Des milliers de retraités en attente de leur pension
Sur la plateforme « je donne mon avis avec Services publics plus », les témoignages affluent. Celui d’une sexagénaire francilienne, qui évoque son dossier en suspens auprès de la Cnav, n’est qu’un exemple parmi d’autres : depuis plusieurs mois, elle survit grâce à l’aide de ses proches. Derrière ce cas, c’est toute une mécanique qui grince. Malgré les démarches réalisées en temps voulu, certains nouveaux retraités restent sans revenus pendant des semaines, parfois des mois.
Une hausse continue du nombre de retraités
D’année en année, la pression s’accroît sur le système : au 31 décembre 2024, l’Assurance retraite recensait déjà 15,4 millions de bénéficiaires. Un chiffre en progression régulière – ils étaient deux fois moins il y a quarante ans. Cette augmentation explique partiellement l’engorgement actuel. Sur l’ensemble de l’année 2024, plus de 865 470 personnes ont fait valoir leurs droits à la retraite. Pourtant, environ 25 000 dossiers subissent des retards de traitement selon la Cnav, certains concernés n’ayant toujours pas perçu leur pension ou la revalorisation liée à l’inflation.
Dossiers complexes et conditions de travail dégradées
Le phénomène s’explique par plusieurs facteurs. D’abord, beaucoup de dossiers déposés « tardivement » ou par des assurés ayant travaillé ou résidant à l’étranger nécessitent des vérifications supplémentaires : coordination internationale difficile, situations administratives atypiques… À cela s’ajoute un autre paramètre pointé par les syndicats d’agents : surcharge et sous-effectif se conjuguent alors que la complexité ne cesse d’augmenter. Aujourd’hui, un dossier peut demander quarante-cinq minutes au lieu de dix il y a quelques années. Les agents évoquent également une « surcharge insoutenable » et un nouveau système informatique à problèmes.
Parmi les situations les plus sensibles figurent celles où des personnes ont perdu leur emploi juste avant d’atteindre l’âge légal de liquidation ou résident hors du territoire français. Là encore, une course contre-la-montre s’engage pour éviter une période sans ressources.
Réforme des retraites et perspectives d’amélioration
La récente réforme a porté à 64 ans l’âge légal du départ en France – créant un écart avec certains pays partenaires européens et compliquant encore le traitement administratif pour les expatriés ou carrières hachées. Députés et sénateurs tels que Karim Ben Cheikh ou Hervé Maurey alertent publiquement sur ces conséquences concrètes.

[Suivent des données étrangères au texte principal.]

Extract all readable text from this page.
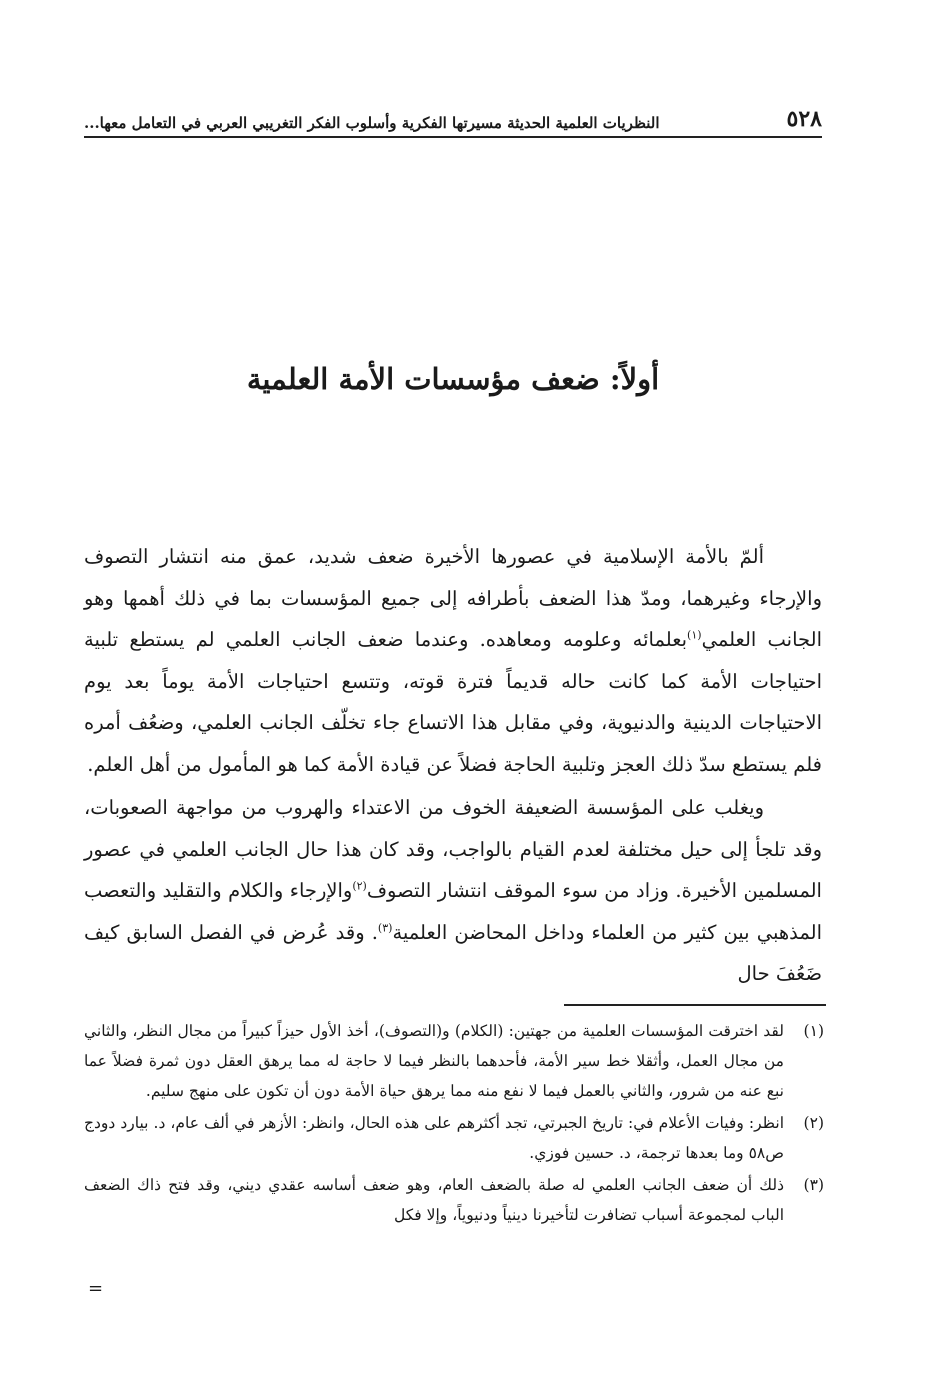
٥٢٨
النظريات العلمية الحديثة مسيرتها الفكرية وأسلوب الفكر التغريبي العربي في التعامل معها...
أولاً: ضعف مؤسسات الأمة العلمية

ألمّ بالأمة الإسلامية في عصورها الأخيرة ضعف شديد، عمق منه انتشار التصوف والإرجاء وغيرهما، ومدّ هذا الضعف بأطرافه إلى جميع المؤسسات بما في ذلك أهمها وهو الجانب العلمي$^{(١)}$بعلمائه وعلومه ومعاهده. وعندما ضعف الجانب العلمي لم يستطع تلبية احتياجات الأمة كما كانت حاله قديماً فترة قوته، وتتسع احتياجات الأمة يوماً بعد يوم الاحتياجات الدينية والدنيوية، وفي مقابل هذا الاتساع جاء تخلّف الجانب العلمي، وضعُف أمره فلم يستطع سدّ ذلك العجز وتلبية الحاجة فضلاً عن قيادة الأمة كما هو المأمول من أهل العلم.

ويغلب على المؤسسة الضعيفة الخوف من الاعتداء والهروب من مواجهة الصعوبات، وقد تلجأ إلى حيل مختلفة لعدم القيام بالواجب، وقد كان هذا حال الجانب العلمي في عصور المسلمين الأخيرة. وزاد من سوء الموقف انتشار التصوف$^{(٢)}$والإرجاء والكلام والتقليد والتعصب المذهبي بين كثير من العلماء وداخل المحاضن العلمية$^{(٣)}$. وقد عُرض في الفصل السابق كيف ضَعُفَ حال

(١)
لقد اخترقت المؤسسات العلمية من جهتين: (الكلام) و(التصوف)، أخذ الأول حيزاً كبيراً من مجال النظر، والثاني من مجال العمل، وأثقلا خط سير الأمة، فأحدهما بالنظر فيما لا حاجة له مما يرهق العقل دون ثمرة فضلاً عما نبع عنه من شرور، والثاني بالعمل فيما لا نفع منه مما يرهق حياة الأمة دون أن تكون على منهج سليم.
(٢)
انظر: وفيات الأعلام في: تاريخ الجبرتي، تجد أكثرهم على هذه الحال، وانظر: الأزهر في ألف عام، د. بيارد دودج ص٥٨ وما بعدها ترجمة، د. حسين فوزي.
(٣)
ذلك أن ضعف الجانب العلمي له صلة بالضعف العام، وهو ضعف أساسه عقدي ديني، وقد فتح ذاك الضعف الباب لمجموعة أسباب تضافرت لتأخيرنا دينياً ودنيوياً، وإلا فكل
=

Face à cette crise, la nouvelle convention d’objectifs liant l’État à la Cnav promet une réduction « significative » des délais d’ici 2027. Parmi les mesures prévues :
- Mise en place progressive d’un circuit dématérialisé avec les caisses étrangères (prévue seulement en 2026).
- Détection plus efficace des dossiers complexes.
Reste que les retraités impactés attendent aujourd’hui bien plus que des promesses : pour eux, chaque mois sans revenu est une épreuve supplémentaire.